Now that your boss has conducted your performance review, the time has come to discuss your raise. Currently, you earn $81,250 annually. Your boss has offered you a new salary of $83,000 annually. You know last year that the CPI was 104.1 and this year it sits at 106.6. Assess the salary offer.
Solution
To assess the offer, remove inflation from your nominal incomes, allowing for a fair comparison between the two salary amounts. Calculate the real income (\(RI\)) for each salary.
What You Already Know
Step 1:
You know the following information about your old and new salaries:
Old Nominal Income = $81,250 Old CPI = 104.1
New Nominal Income = $83,000 New CPI = 106.6
Both CPI amounts are based on the year 2002.
How You Will Get There
Step 2:
Apply Formula 4.5 to each salary.
Perform
Step 2:
\(\text { RI Last Year }=\dfrac{\$ 81,250}{104.1 / 100}=\$ 78,049.95\)
\(\text { RI This Year }=\dfrac{\$ 83,000}{106.6 / 100}=\$ 77,861.16\)

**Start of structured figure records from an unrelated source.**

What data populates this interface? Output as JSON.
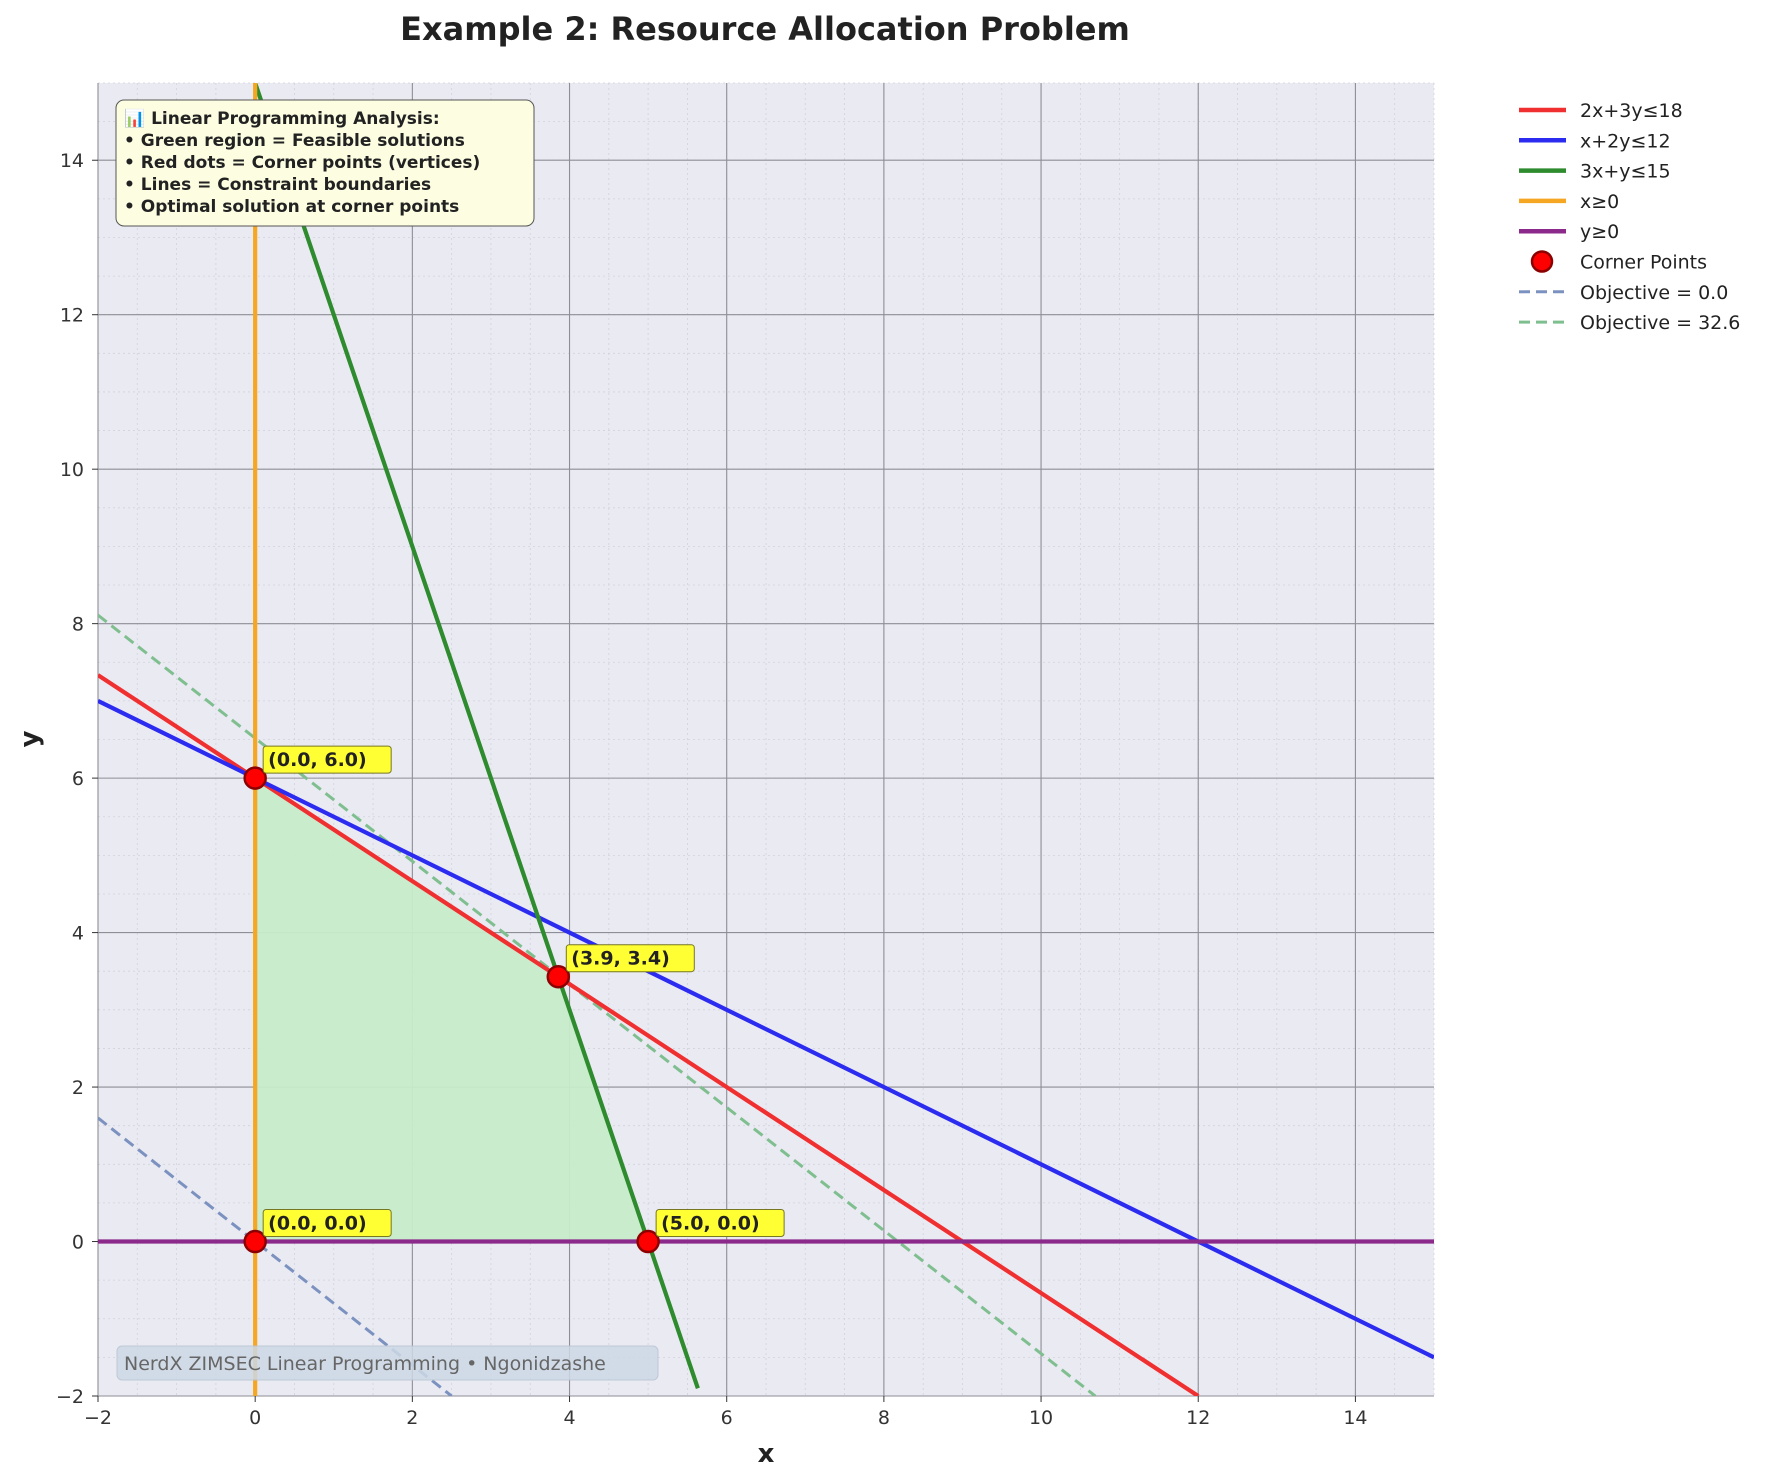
{
  "chart_data": {
    "type": "line",
    "title": "Example 2: Resource Allocation Problem",
    "xlabel": "x",
    "ylabel": "y",
    "xlim": [
      -2,
      15
    ],
    "ylim": [
      -2,
      15
    ],
    "xticks": [
      -2,
      0,
      2,
      4,
      6,
      8,
      10,
      12,
      14
    ],
    "yticks": [
      -2,
      0,
      2,
      4,
      6,
      8,
      10,
      12,
      14
    ],
    "grid": true,
    "legend_position": "outside-right",
    "series": [
      {
        "name": "2x+3y≤18",
        "color": "#f03030",
        "style": "solid",
        "points": [
          [
            -2,
            7.333
          ],
          [
            12,
            -2
          ]
        ]
      },
      {
        "name": "x+2y≤12",
        "color": "#2c2cf0",
        "style": "solid",
        "points": [
          [
            -2,
            7
          ],
          [
            15,
            -1.5
          ]
        ]
      },
      {
        "name": "3x+y≤15",
        "color": "#2e8b2e",
        "style": "solid",
        "points": [
          [
            0,
            15
          ],
          [
            5.633,
            -1.9
          ]
        ]
      },
      {
        "name": "x≥0",
        "color": "#f5a623",
        "style": "solid",
        "points": [
          [
            0,
            -2
          ],
          [
            0,
            15
          ]
        ]
      },
      {
        "name": "y≥0",
        "color": "#8b2a8b",
        "style": "solid",
        "points": [
          [
            -2,
            0
          ],
          [
            15,
            0
          ]
        ]
      },
      {
        "name": "Objective = 0.0",
        "color": "#7b92c0",
        "style": "dashed",
        "points": [
          [
            -2,
            1.6
          ],
          [
            2.5,
            -2
          ]
        ]
      },
      {
        "name": "Objective = 32.6",
        "color": "#7fbf8f",
        "style": "dashed",
        "points": [
          [
            -2,
            8.11
          ],
          [
            10.69,
            -2
          ]
        ]
      }
    ],
    "feasible_region": {
      "color": "#c6ecc9",
      "vertices": [
        [
          0,
          0
        ],
        [
          0,
          6
        ],
        [
          3.857,
          3.429
        ],
        [
          5,
          0
        ]
      ]
    },
    "corner_points": {
      "name": "Corner Points",
      "color": "#ff0000",
      "points": [
        {
          "x": 0,
          "y": 6,
          "label": "(0.0, 6.0)"
        },
        {
          "x": 3.857,
          "y": 3.429,
          "label": "(3.9, 3.4)"
        },
        {
          "x": 0,
          "y": 0,
          "label": "(0.0, 0.0)"
        },
        {
          "x": 5,
          "y": 0,
          "label": "(5.0, 0.0)"
        }
      ]
    },
    "info_box": {
      "lines": [
        "📊 Linear Programming Analysis:",
        "• Green region = Feasible solutions",
        "• Red dots = Corner points (vertices)",
        "• Lines = Constraint boundaries",
        "• Optimal solution at corner points"
      ],
      "background": "#fdfde2"
    },
    "watermark": "NerdX ZIMSEC Linear Programming • Ngonidzashe"
  }
}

$77,861.16 − $78,049.95 = −$188.79
Although it appears as if you are receiving a $1,750 wage increase, when you factor in the increased cost of living you are actually earning $188.79 less than you did last year. Perhaps you should discuss this matter further with your boss. Since the CPI had a percent change of 2.4015%, your income must rise to at least $83,201.25 for you to break even.
References
- Values determined from Bank of Canada “Inflation Calculator” (all index values measured in May of each year). www.bankofcanada.ca/rates/related/inflation-calculator/?page_moved=1 (accessed November 26, 2012).